I tried as per your code sample piece here in VS.Net 2003 and used on a asp:button control. the page does postback but the event is not firing for that button.. how to handle that..??
I don’t think ASP.NET 1.1 supports UseSubmitBehavior.
What you could probably do is use Attributes.Add() in your code behind to add the same client script to the button control.
thanks for your reply sir. but i tried using attributes.add() in some ways i know like written a javascript function to “disabled=true” code block. but if so, as per the above explanations, the c# event handler is not firing.
what else to do or what to add in attributes.add() function. Please help me out sir?
Try something like this:
Thank you Dave Ward. I have been trying for 2 days to figure out the image button and your solution was the one I needed!!! Works great.
Works perfectly, I’ve been looking for a very simple solution for some time now. Great post, keep up the good work.
thank you so much i had tried hell lot of things to get this but i din knew it was so simple
thank you so much
Finally! Thank you so much!
I’m new to ASP.net. How can I apply here?
Currently, the button fires when hitting the refresh button in IE. I want to fire the button only when clicked and not on refresh the page or F5.
I’m not sure if this is related to the topic.
Many thanks!
edcon
The reason that’s happening is because the button click causes a POST to the server. When you refresh a page that’s the result of a POST request, the browser re-POSTs that request, which results in the server seeing the button being clicked again.
That’s a tough problem to reliably avoid.
One way is to make the submit button redirect to a “please wait” type page while the process completes, but that introduces other complexities.
Another way to handle it is to set a Session variable when the process begins and not accept another submission for a certain timeframe.
Hope that helps.
Hi Dave,
Thank you for giving me some options to consider. But when I tried to redirect (response.redirect) to the same that solves the issue but I’m not sure if this the right way to do it. I got the idea from this link, http://forums.asp.net/t/1151989.aspx
Do you think this will lead to another problems?
Edcon
I think that’s a good way to handle it. That’s what I was referring to in my first suggestion.
Thanks! It helped me a lot.
-edcon
Thank you for the post, this helps a lot. But, I’m having one problem. I’m using this button to run a report and the report opens in an Adobe window. Once the report opens in another window, when I go back to the main page where the button was, the button is still disabled until I click to refresh the page. Is there any way to get the page to refresh or the button to become enabled again before the Adobe window opens? Thanks!

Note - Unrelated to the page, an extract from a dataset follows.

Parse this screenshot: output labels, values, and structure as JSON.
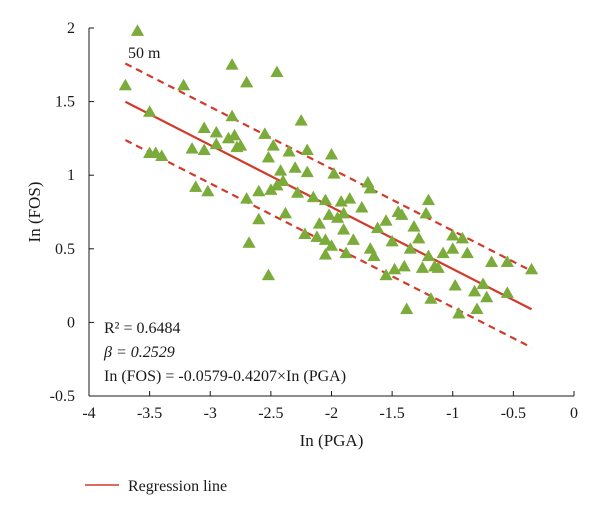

Hey. Thx for the post. I get a javascript error in my browser (IE7) when doing this. It does not seem to be a problem with the javascript code itself, because I took all the code out of the function to see. Any ideas?
Never mind me…..blonde moment!! Your stuff works great!!
It is not working with field validations, disables the button even when there are invalid fields.
Shakeel.
How do you do this with a asp menu instead of a button?
I’m not sure. I don’t use the Menu control. I believe those render as <A> tags though, so you’d need to go about it completely differently than this.
I’d suggest posting on the asp.net forums.
Once again, great solution!!!
Very interesting stuff- thanks for posting. Just one question (which I probably should know): where is the $get() js function defined? I’m not familiar with it.
Thanks, Frank
It’s part of the ASP.NET AJAX client side framework. In the usual one-parameter case, it’s functionally identical to document.getElementById. Just a shortcut.